Sin embargo, aunque la noticia de que 10 empresarios ganan lo mismo que 60 millones de personas es nueva y aparentemente más grave, pasó casi desapercibida para los medios y sus públicos.

Apenas el pasado 29 de agosto, la UNAM presentó el informe “La ineficiencia de la desigualdad”, elaborado por la CEPAL. Ese día, el rector Enrique Graue Wiechers señaló que “al crecer la pobreza y acrecentarse la brecha de desigualdad las oportunidades escasean, la desesperanza crece; se generan tensiones sociales y con ello inseguridad. La cultura del privilegio alimenta la corrupción y las carencias de los satisfactores sociales conllevan a un deterioro ambiental”.

En su participación, Alicia Bárcena, Secretaria Ejecutiva de la CEPAL, también subrayó la urgencia “de igualar para crecer, porque la desigualdad es injusta, ineficiente e insostenible, y genera instituciones que no promueven la productividad y la innovación; porque castiga la pertenencia de clase, etnia, género, y lleva a su máxima consecuencia la cultura del privilegio que naturaliza las desigualdades, lo que es inaceptable”.

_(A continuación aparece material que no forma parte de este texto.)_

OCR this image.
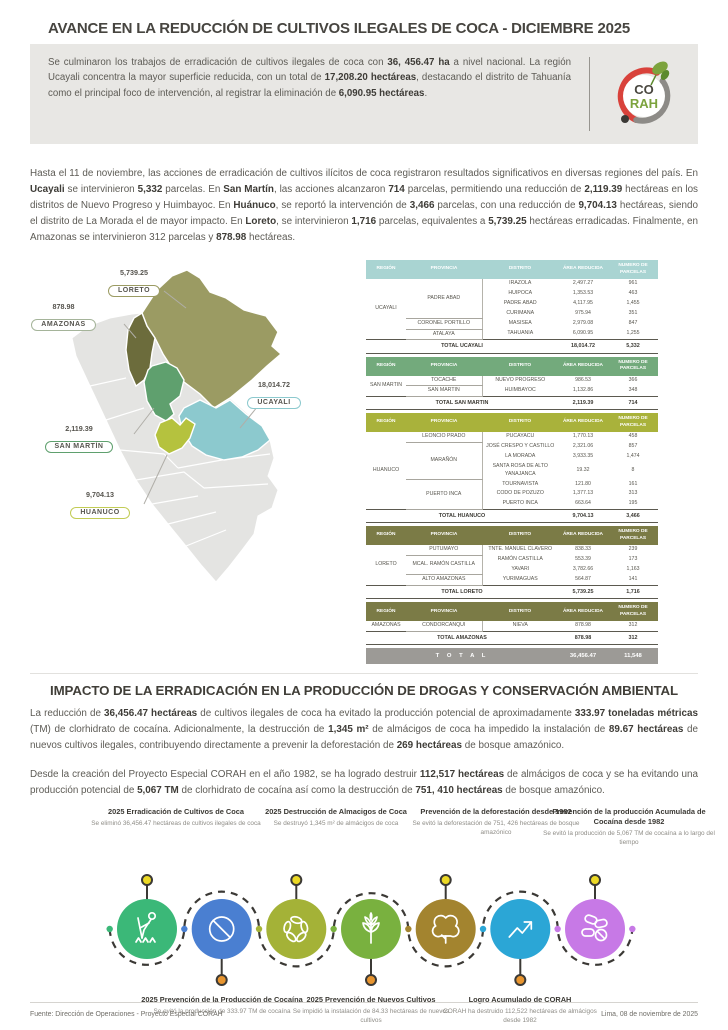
AVANCE EN LA REDUCCIÓN DE CULTIVOS ILEGALES DE COCA - DICIEMBRE 2025
Se culminaron los trabajos de erradicación de cultivos ilegales de coca con 36, 456.47 ha a nivel nacional. La región Ucayali concentra la mayor superficie reducida, con un total de 17,208.20 hectáreas, destacando el distrito de Tahuanía como el principal foco de intervención, al registrar la eliminación de 6,090.95 hectáreas.	CO
RAH

Hasta el 11 de noviembre, las acciones de erradicación de cultivos ilícitos de coca registraron resultados significativos en diversas regiones del país. En Ucayali se intervinieron 5,332 parcelas. En San Martín, las acciones alcanzaron 714 parcelas, permitiendo una reducción de 2,119.39 hectáreas en los distritos de Nuevo Progreso y Huimbayoc. En Huánuco, se reportó la intervención de 3,466 parcelas, con una reducción de 9,704.13 hectáreas, siendo el distrito de La Morada el de mayor impacto. En Loreto, se intervinieron 1,716 parcelas, equivalentes a 5,739.25 hectáreas erradicadas. Finalmente, en Amazonas se intervinieron 312 parcelas y 878.98 hectáreas.

5,739.25
LORETO
878.98
AMAZONAS
18,014.72
UCAYALI
2,119.39
SAN MARTÍN
9,704.13
HUANUCO
REGIÓN	PROVINCIA	DISTRITO	ÁREA REDUCIDA	NUMERO DE PARCELAS
UCAYALI	PADRE ABAD	IRAZOLA	2,497.27	961
		HUIPOCA	1,353.53	463
		PADRE ABAD	4,117.95	1,455
		CURIMANA	975.94	351
	CORONEL PORTILLO	MASISEA	2,979.08	847
	ATALAYA	TAHUANIA	6,090.95	1,255
TOTAL UCAYALI			18,014.72	5,332

REGIÓN	PROVINCIA	DISTRITO	ÁREA REDUCIDA	NUMERO DE PARCELAS
SAN MARTIN	TOCACHE	NUEVO PROGRESO	986.53	366
	SAN MARTIN	HUIMBAYOC	1,132.86	348
TOTAL SAN MARTIN			2,119.39	714

REGIÓN	PROVINCIA	DISTRITO	ÁREA REDUCIDA	NUMERO DE PARCELAS
HUANUCO	LEONCIO PRADO	PUCAYACU	1,770.13	458
	MARAÑÓN	JOSÉ CRESPO Y CASTILLO	2,321.06	857
		LA MORADA	3,933.35	1,474
		SANTA ROSA DE ALTO YANAJANCA	19.32	8
	PUERTO INCA	TOURNAVISTA	121.80	161
		CODO DE POZUZO	1,377.13	313
		PUERTO INCA	663.64	195
TOTAL HUANUCO			9,704.13	3,466

REGIÓN	PROVINCIA	DISTRITO	ÁREA REDUCIDA	NUMERO DE PARCELAS
LORETO	PUTUMAYO	TNTE. MANUEL CLAVERO	838.33	239
	MCAL. RAMÓN CASTILLA	RAMÓN CASTILLA	553.39	173
		YAVARI	3,782.66	1,163
	ALTO AMAZONAS	YURIMAGUAS	564.87	141
TOTAL LORETO			5,739.25	1,716

REGIÓN	PROVINCIA	DISTRITO	ÁREA REDUCIDA	NUMERO DE PARCELAS
AMAZONAS	CONDORCANQUI	NIEVA	878.98	312
TOTAL AMAZONAS			878.98	312

T O T A L			36,456.47	11,548
IMPACTO DE LA ERRADICACIÓN EN LA PRODUCCIÓN DE DROGAS Y CONSERVACIÓN AMBIENTAL

La reducción de 36,456.47 hectáreas de cultivos ilegales de coca ha evitado la producción potencial de aproximadamente 333.97 toneladas métricas (TM) de clorhidrato de cocaína. Adicionalmente, la destrucción de 1,345 m² de almácigos de coca ha impedido la instalación de 89.67 hectáreas de nuevos cultivos ilegales, contribuyendo directamente a prevenir la deforestación de 269 hectáreas de bosque amazónico.

Desde la creación del Proyecto Especial CORAH en el año 1982, se ha logrado destruir 112,517 hectáreas de almácigos de coca y se ha evitando una producción potencial de 5,067 TM de clorhidrato de cocaína así como la destrucción de 751, 410 hectáreas de bosque amazónico.

2025 Erradicación de Cultivos de Coca
Se eliminó 36,456.47 hectáreas de cultivos ilegales de coca
2025 Destrucción de Almacigos de Coca
Se destruyó 1,345 m² de almácigos de coca
Prevención de la deforestación desde 1982
Se evitó la deforestación de 751, 426 hectáreas de bosque amazónico
Prevención de la producción Acumulada de Cocaína desde 1982
Se evitó la producción de 5,067 TM de cocaína a lo largo del tiempo
2025 Prevención de la Producción de Cocaína
Se evitó la producción de 333.97 TM de cocaína
2025 Prevención de Nuevos Cultivos
Se impidió la instalación de 84.33 hectáreas de nuevos cultivos
Logro Acumulado de CORAH
CORAH ha destruido 112,522 hectáreas de almácigos desde 1982
Fuente: Dirección de Operaciones - Proyecto Especial CORAH	Lima, 08 de noviembre de 2025
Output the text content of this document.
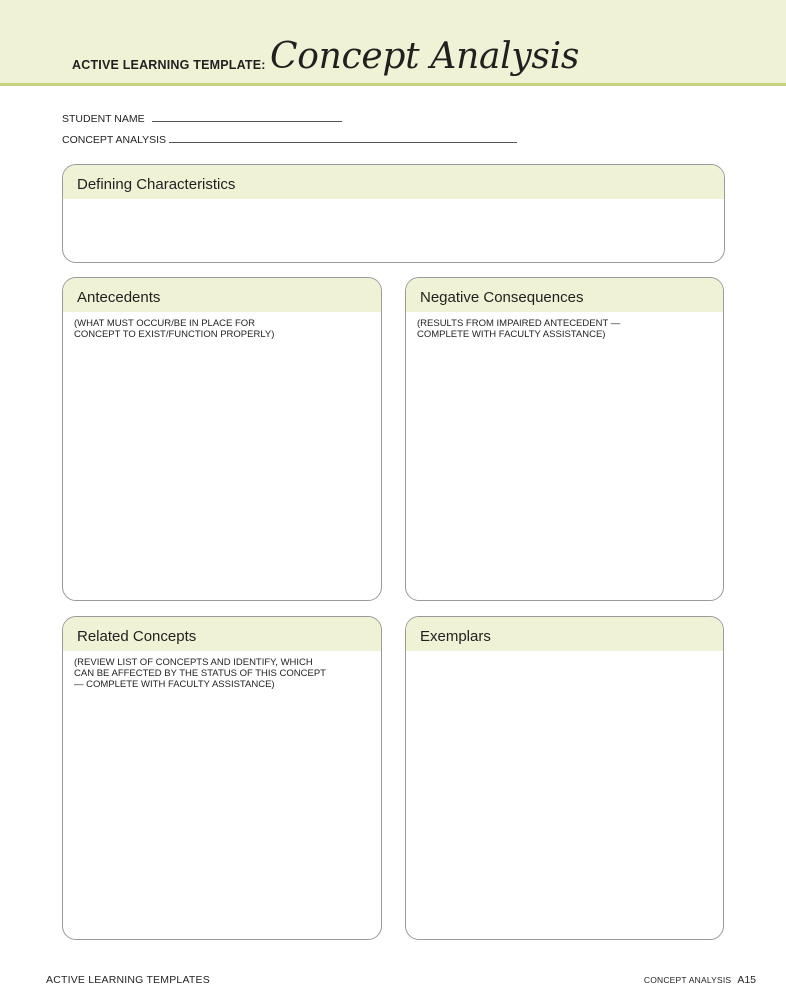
ACTIVE LEARNING TEMPLATE: Concept Analysis
STUDENT NAME
CONCEPT ANALYSIS
Defining Characteristics
Antecedents
(WHAT MUST OCCUR/BE IN PLACE FOR
CONCEPT TO EXIST/FUNCTION PROPERLY)
Negative Consequences
(RESULTS FROM IMPAIRED ANTECEDENT —
COMPLETE WITH FACULTY ASSISTANCE)
Related Concepts
(REVIEW LIST OF CONCEPTS AND IDENTIFY, WHICH
CAN BE AFFECTED BY THE STATUS OF THIS CONCEPT
— COMPLETE WITH FACULTY ASSISTANCE)
Exemplars
ACTIVE LEARNING TEMPLATES	CONCEPT ANALYSIS A15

‘Pobrecitos políticos’, pensé medio sarcástico al terminar la nota sobre el informe. Es verdad, tienen cola muy larga que les pisen, pero los hemos convertido en chivos expiatorios cuando los verdaderos ganones del saqueo son otros, los magnates multimillonarios que confirman que los poderes fácticos no pertenecen al gobierno, sino a los dueños de la lana.

La tercera.

¿Así o más peores?, les pregunto retórico sobre las anteriores, antes de compartirles la más pior.

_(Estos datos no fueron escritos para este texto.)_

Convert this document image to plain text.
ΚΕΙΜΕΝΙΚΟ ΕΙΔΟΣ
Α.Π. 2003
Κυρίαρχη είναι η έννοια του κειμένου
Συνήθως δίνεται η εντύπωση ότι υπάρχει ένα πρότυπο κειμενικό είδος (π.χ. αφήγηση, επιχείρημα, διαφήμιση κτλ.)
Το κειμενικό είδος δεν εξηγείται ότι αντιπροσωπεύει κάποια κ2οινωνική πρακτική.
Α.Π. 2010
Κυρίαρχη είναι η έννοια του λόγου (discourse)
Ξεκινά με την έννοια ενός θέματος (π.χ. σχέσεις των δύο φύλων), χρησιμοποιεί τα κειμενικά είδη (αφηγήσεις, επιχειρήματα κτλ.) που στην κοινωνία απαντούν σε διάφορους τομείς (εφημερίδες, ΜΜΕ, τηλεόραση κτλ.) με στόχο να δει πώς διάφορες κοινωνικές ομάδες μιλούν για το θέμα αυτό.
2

A pesar de que los políticos corruptos son los villanos favoritos del melodrama nacional, de poco o nada sirve (que no sea simple desahogo catártico), la desigualdad y la inequidad no son exclusivos de México, ni culpa exclusiva de sus transas, ni siquiera de los excesos impunes de la decena infame.

De acuerdo con datos del Oxfam (siglas en inglés del Oxford Committee for Famine Relief), “el uno por ciento de los ricos del mundo acumula el 82 por ciento de la riqueza global”.

La organización caritativa británica afirma que la riqueza del mundo no sólo sigue en manos de una pequeñísima minoría, sino que el año pasado la brecha entre los superricos y los pobres se agrandó aún más.

La ONG responsabiliza de esta desigualdad a la evasión de impuestos, la influencia de las empresas en la política, la erosión de los derechos de los trabajadores y el recorte de gastos.

Durante los últimos cinco años, Oxfam ha publicado informes simulares. Para 2017 calculó que las ocho personas más ricas del planeta tenían tanto dinero como la mitad más pobre.

Sin embargo, ese mismo año la organización, ajustó la cifra a 61 y dijo que la revisión se debía a una mejora en los datos, pero que la “ampliación en la desigualdad” continuaba.

El presidente ejecutivo de Oxfam, Mark Goldring, explicó que el constante reajuste de las cifras se debía a que el informe está basado “en los mejores datos disponibles en ese momento”, pero afirmó que “como se vea, este es un nivel inaceptable de desigualdad”.

Por eso, aunque el problema sea de muchos, de poco consuelo sirve en países donde la desigualdad es particularmente inaceptable, como México.

Por eso, el rector Enrique Graue Wiechers dice que la inequidad “es como un monstruo que se alimenta a sí mismo”, y advierte que “si no la combatimos, nos destruirá”.